Consumerism has defined 21st century American culture. With New York Fashion Week Spring 2005 ending just last month, new color schemes and trendy clothing have been packaged and sent to the masses. Many consumers believe that trends and colors become “cool” by fluke when, in fact, thousands of dollars are spent on researching and marketing these trends every year.
There are agencies that scour and survey thousands of teenagers and young adults to find out what they are using, thinking and gravitating toward. As unlikely as it may seem, analysts and research companies had already predicted the new trends for 2005 long before they hit the market.
Look-Look, a trend forecasting company based in Hollywood, Calif., predicts and analyzes trends in almost every industry. The company has catered to clients like Nike, Coca-Cola and Virgin Mobile USA. Trend-forecasting companies like Look-Look are vast networks of test-shoppers who respond to survey results designed by their client company.

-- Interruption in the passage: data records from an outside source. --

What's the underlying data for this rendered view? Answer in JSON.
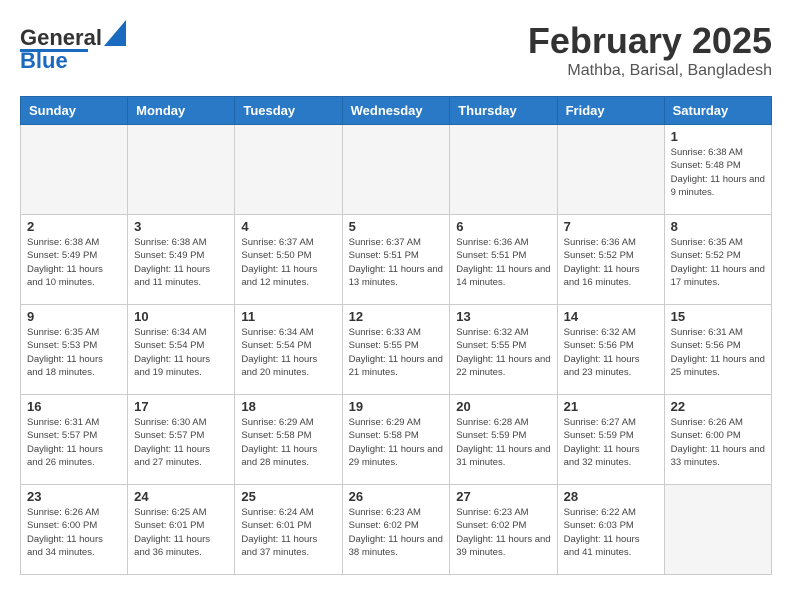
{
  "logo": {
    "text_general": "General",
    "text_blue": "Blue"
  },
  "title": "February 2025",
  "subtitle": "Mathba, Barisal, Bangladesh",
  "days_of_week": [
    "Sunday",
    "Monday",
    "Tuesday",
    "Wednesday",
    "Thursday",
    "Friday",
    "Saturday"
  ],
  "weeks": [
    [
      {
        "day": "",
        "info": ""
      },
      {
        "day": "",
        "info": ""
      },
      {
        "day": "",
        "info": ""
      },
      {
        "day": "",
        "info": ""
      },
      {
        "day": "",
        "info": ""
      },
      {
        "day": "",
        "info": ""
      },
      {
        "day": "1",
        "info": "Sunrise: 6:38 AM\nSunset: 5:48 PM\nDaylight: 11 hours and 9 minutes."
      }
    ],
    [
      {
        "day": "2",
        "info": "Sunrise: 6:38 AM\nSunset: 5:49 PM\nDaylight: 11 hours and 10 minutes."
      },
      {
        "day": "3",
        "info": "Sunrise: 6:38 AM\nSunset: 5:49 PM\nDaylight: 11 hours and 11 minutes."
      },
      {
        "day": "4",
        "info": "Sunrise: 6:37 AM\nSunset: 5:50 PM\nDaylight: 11 hours and 12 minutes."
      },
      {
        "day": "5",
        "info": "Sunrise: 6:37 AM\nSunset: 5:51 PM\nDaylight: 11 hours and 13 minutes."
      },
      {
        "day": "6",
        "info": "Sunrise: 6:36 AM\nSunset: 5:51 PM\nDaylight: 11 hours and 14 minutes."
      },
      {
        "day": "7",
        "info": "Sunrise: 6:36 AM\nSunset: 5:52 PM\nDaylight: 11 hours and 16 minutes."
      },
      {
        "day": "8",
        "info": "Sunrise: 6:35 AM\nSunset: 5:52 PM\nDaylight: 11 hours and 17 minutes."
      }
    ],
    [
      {
        "day": "9",
        "info": "Sunrise: 6:35 AM\nSunset: 5:53 PM\nDaylight: 11 hours and 18 minutes."
      },
      {
        "day": "10",
        "info": "Sunrise: 6:34 AM\nSunset: 5:54 PM\nDaylight: 11 hours and 19 minutes."
      },
      {
        "day": "11",
        "info": "Sunrise: 6:34 AM\nSunset: 5:54 PM\nDaylight: 11 hours and 20 minutes."
      },
      {
        "day": "12",
        "info": "Sunrise: 6:33 AM\nSunset: 5:55 PM\nDaylight: 11 hours and 21 minutes."
      },
      {
        "day": "13",
        "info": "Sunrise: 6:32 AM\nSunset: 5:55 PM\nDaylight: 11 hours and 22 minutes."
      },
      {
        "day": "14",
        "info": "Sunrise: 6:32 AM\nSunset: 5:56 PM\nDaylight: 11 hours and 23 minutes."
      },
      {
        "day": "15",
        "info": "Sunrise: 6:31 AM\nSunset: 5:56 PM\nDaylight: 11 hours and 25 minutes."
      }
    ],
    [
      {
        "day": "16",
        "info": "Sunrise: 6:31 AM\nSunset: 5:57 PM\nDaylight: 11 hours and 26 minutes."
      },
      {
        "day": "17",
        "info": "Sunrise: 6:30 AM\nSunset: 5:57 PM\nDaylight: 11 hours and 27 minutes."
      },
      {
        "day": "18",
        "info": "Sunrise: 6:29 AM\nSunset: 5:58 PM\nDaylight: 11 hours and 28 minutes."
      },
      {
        "day": "19",
        "info": "Sunrise: 6:29 AM\nSunset: 5:58 PM\nDaylight: 11 hours and 29 minutes."
      },
      {
        "day": "20",
        "info": "Sunrise: 6:28 AM\nSunset: 5:59 PM\nDaylight: 11 hours and 31 minutes."
      },
      {
        "day": "21",
        "info": "Sunrise: 6:27 AM\nSunset: 5:59 PM\nDaylight: 11 hours and 32 minutes."
      },
      {
        "day": "22",
        "info": "Sunrise: 6:26 AM\nSunset: 6:00 PM\nDaylight: 11 hours and 33 minutes."
      }
    ],
    [
      {
        "day": "23",
        "info": "Sunrise: 6:26 AM\nSunset: 6:00 PM\nDaylight: 11 hours and 34 minutes."
      },
      {
        "day": "24",
        "info": "Sunrise: 6:25 AM\nSunset: 6:01 PM\nDaylight: 11 hours and 36 minutes."
      },
      {
        "day": "25",
        "info": "Sunrise: 6:24 AM\nSunset: 6:01 PM\nDaylight: 11 hours and 37 minutes."
      },
      {
        "day": "26",
        "info": "Sunrise: 6:23 AM\nSunset: 6:02 PM\nDaylight: 11 hours and 38 minutes."
      },
      {
        "day": "27",
        "info": "Sunrise: 6:23 AM\nSunset: 6:02 PM\nDaylight: 11 hours and 39 minutes."
      },
      {
        "day": "28",
        "info": "Sunrise: 6:22 AM\nSunset: 6:03 PM\nDaylight: 11 hours and 41 minutes."
      },
      {
        "day": "",
        "info": ""
      }
    ]
  ]
}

The reports generated by these agencies, however, are not available to regular consumers. And even if they were, we would hardly be able to afford them. At $15,000 per report, we’d be better off putting that much toward a down payment for a car or a house. So are we consumers really defining this culture or is it just an illusion? Is fashion simply decided by a bunch of trend-predicting gurus and pundits who are steering our culture according to their whims?
While it is easy to believe that in its capitalistic pursuits America is making a business of fabricating cultures, a little behind the scenes digging proves that business is indeed largely representative of America’s consumers and its desires.

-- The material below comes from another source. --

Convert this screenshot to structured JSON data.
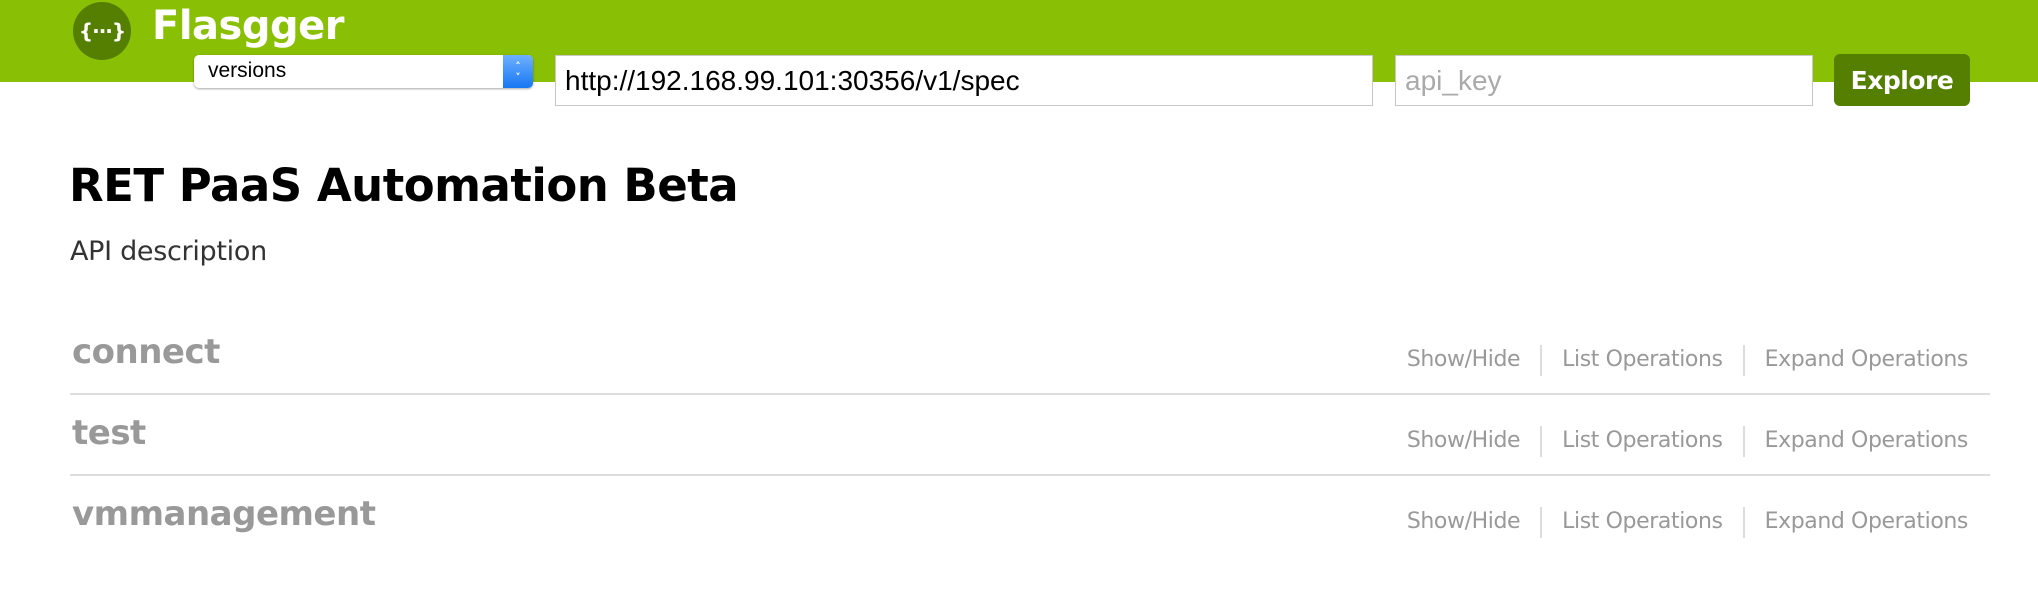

A few months back I filled out a form online and became a member of the Look-Look agency. My first assignment was to be a part of a focus group that was testing an ad-campaign for a condom company. Our opinions and ideas were carefully tabulated and we filled out several surveys. Though I’m not a big fan of filling out forms, for $75 I did 50 of them.

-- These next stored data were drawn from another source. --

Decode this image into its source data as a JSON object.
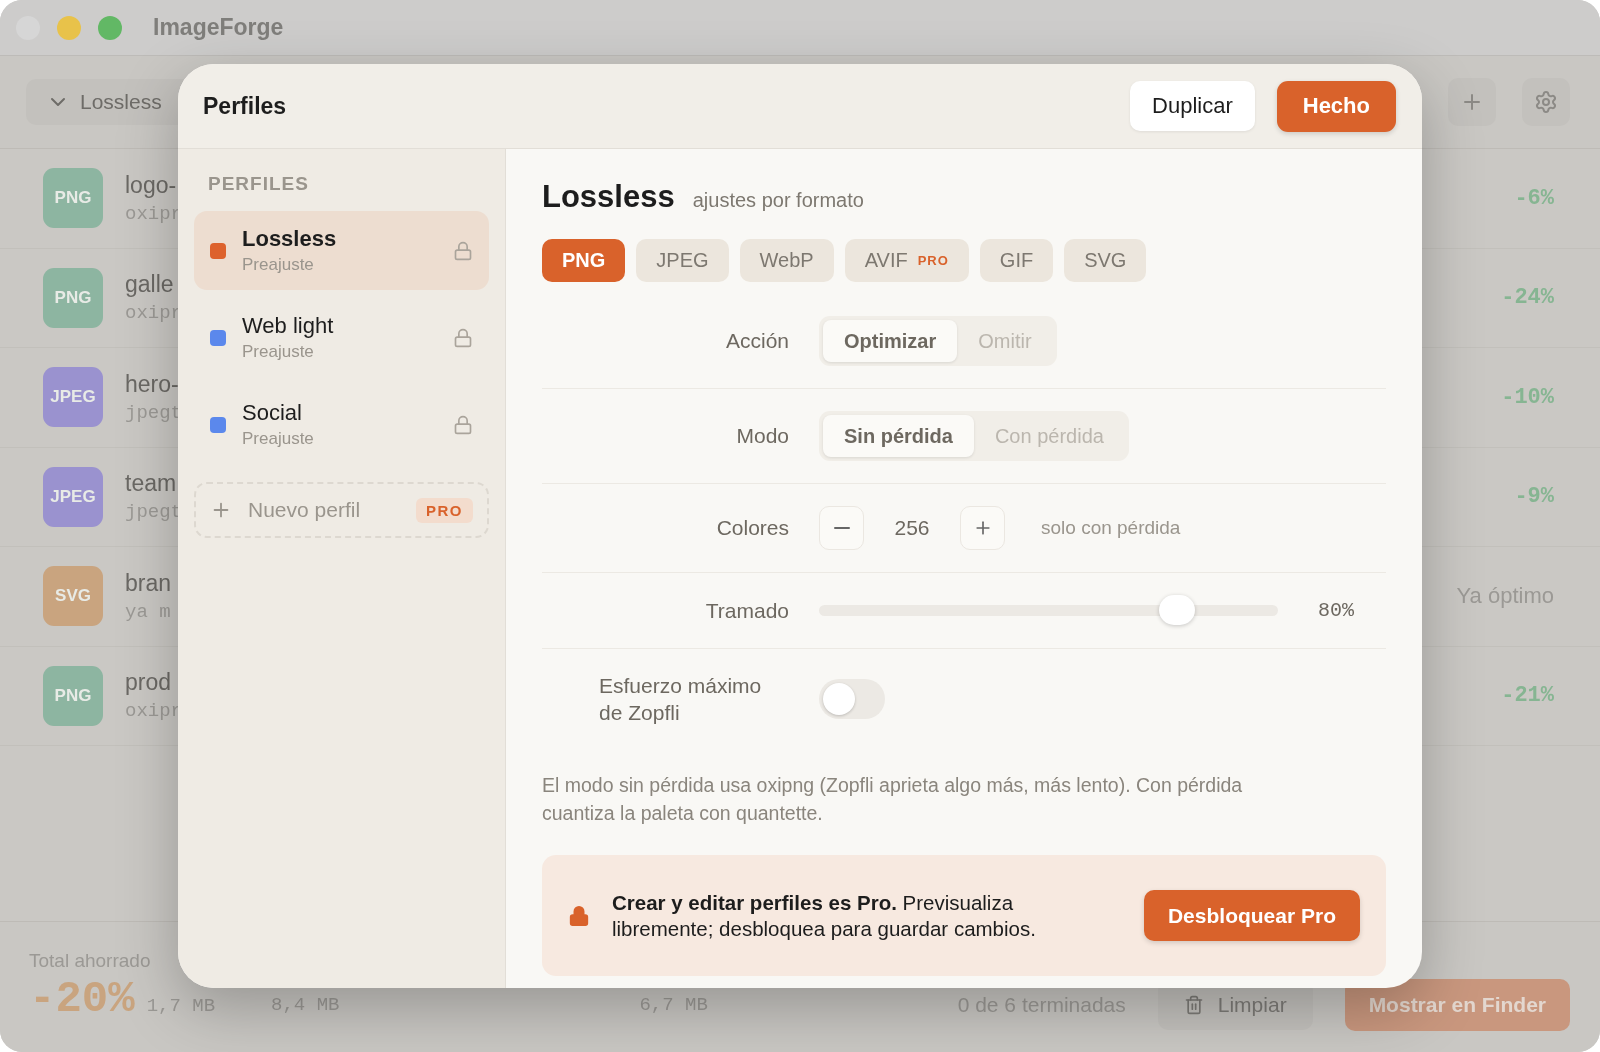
{
  "window": {
    "title": "ImageForge"
  },
  "toolbar": {
    "profile_dropdown": "Lossless"
  },
  "files": [
    {
      "badge": "PNG",
      "color": "#8db5a1",
      "name": "logo-",
      "detail": "oxipr",
      "result": "-6%",
      "kind": "saved"
    },
    {
      "badge": "PNG",
      "color": "#8db5a1",
      "name": "galle",
      "detail": "oxipr",
      "result": "-24%",
      "kind": "saved"
    },
    {
      "badge": "JPEG",
      "color": "#9a92cf",
      "name": "hero-",
      "detail": "jpegt",
      "result": "-10%",
      "kind": "saved"
    },
    {
      "badge": "JPEG",
      "color": "#9a92cf",
      "name": "team",
      "detail": "jpegt",
      "result": "-9%",
      "kind": "saved"
    },
    {
      "badge": "SVG",
      "color": "#c9a47f",
      "name": "bran",
      "detail": "ya m",
      "result": "Ya óptimo",
      "kind": "optimal"
    },
    {
      "badge": "PNG",
      "color": "#8db5a1",
      "name": "prod",
      "detail": "oxipr",
      "result": "-21%",
      "kind": "saved"
    }
  ],
  "footer": {
    "total_label": "Total ahorrado",
    "total_value": "-20%",
    "total_size": "1,7 MB",
    "original_size": "8,4 MB",
    "new_size": "6,7 MB",
    "progress": "0 de 6 terminadas",
    "clear_button": "Limpiar",
    "finder_button": "Mostrar en Finder"
  },
  "modal": {
    "title": "Perfiles",
    "duplicate_button": "Duplicar",
    "done_button": "Hecho",
    "sidebar_heading": "PERFILES",
    "profiles": [
      {
        "name": "Lossless",
        "subtitle": "Preajuste",
        "color": "#dd622d",
        "selected": true,
        "locked": true
      },
      {
        "name": "Web light",
        "subtitle": "Preajuste",
        "color": "#5b88ec",
        "selected": false,
        "locked": true
      },
      {
        "name": "Social",
        "subtitle": "Preajuste",
        "color": "#5b88ec",
        "selected": false,
        "locked": true
      }
    ],
    "new_profile": {
      "label": "Nuevo perfil",
      "badge": "PRO"
    },
    "editor": {
      "title": "Lossless",
      "subtitle": "ajustes por formato",
      "formats": [
        {
          "label": "PNG",
          "selected": true
        },
        {
          "label": "JPEG",
          "selected": false
        },
        {
          "label": "WebP",
          "selected": false
        },
        {
          "label": "AVIF",
          "badge": "PRO",
          "selected": false
        },
        {
          "label": "GIF",
          "selected": false
        },
        {
          "label": "SVG",
          "selected": false
        }
      ],
      "settings": [
        {
          "kind": "segmented",
          "label": "Acción",
          "options": [
            {
              "label": "Optimizar",
              "selected": true
            },
            {
              "label": "Omitir",
              "selected": false
            }
          ]
        },
        {
          "kind": "segmented",
          "label": "Modo",
          "options": [
            {
              "label": "Sin pérdida",
              "selected": true
            },
            {
              "label": "Con pérdida",
              "selected": false
            }
          ]
        },
        {
          "kind": "stepper",
          "label": "Colores",
          "value": "256",
          "hint": "solo con pérdida"
        },
        {
          "kind": "slider",
          "label": "Tramado",
          "level": 0.78,
          "reading": "80%"
        },
        {
          "kind": "toggle",
          "label": "Esfuerzo máximo de Zopfli",
          "on": false
        }
      ],
      "description": "El modo sin pérdida usa oxipng (Zopfli aprieta algo más, más lento). Con pérdida cuantiza la paleta con quantette.",
      "pro_banner": {
        "text": "**Crear y editar perfiles es Pro.** Previsualiza libremente; desbloquea para guardar cambios.",
        "button": "Desbloquear Pro"
      }
    }
  }
}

Several months later, when the new ad campaign for the condom was released, I was surprised to see how it adhered to my general responses in the survey. To realize that I was part of a campaign that would reach millions of other consumers initially spooked me out, but that’s when it hit me: we consumers are really shaping our culture according to our tastes.
Big corporations rely on trend-analysis experts for feedback for their products before launching them to the public. Like the focus group testing I participated in, these agencies conduct mass surveys, product testing and more recently have even ventured into keeping up with the technological advances by using blogs, videotapes and photography as a tool to understanding consumers.
According to a New York Times article, Zandl Group, a small trend-analysis shop based in Manhattan, charges $15,000 a year for their bimonthly publication called the Hot Sheet. Clients like General Motors and Disney subscribe to this report which informs them about what’s hot and what’s not among youth. But even though regular consumers like us don’t have access to these reports, it is heartening to know that we are well represented in these reports because if it weren’t for consumer input from the beginning, these reports wouldn’t exist.
Reports are based on intense research mostly derived from surveys and interviews with consumers from all over, and they help corporations decide on how best to make their products more consumer-friendly. Whether it is price, color, size, weight or even its name, many corporations go to great lengths to cater products to please consumer tastes. And it wouldn’t be possible if not for research and trend-analysis companies. The numerous surveys, response forms and customer service questionnaires we fill out every year eventually work to provide us with better services.
One reason American companies are so successful is because they make a business of listening to their consumers. After all, we are still a No. 1 priority for every business and service available.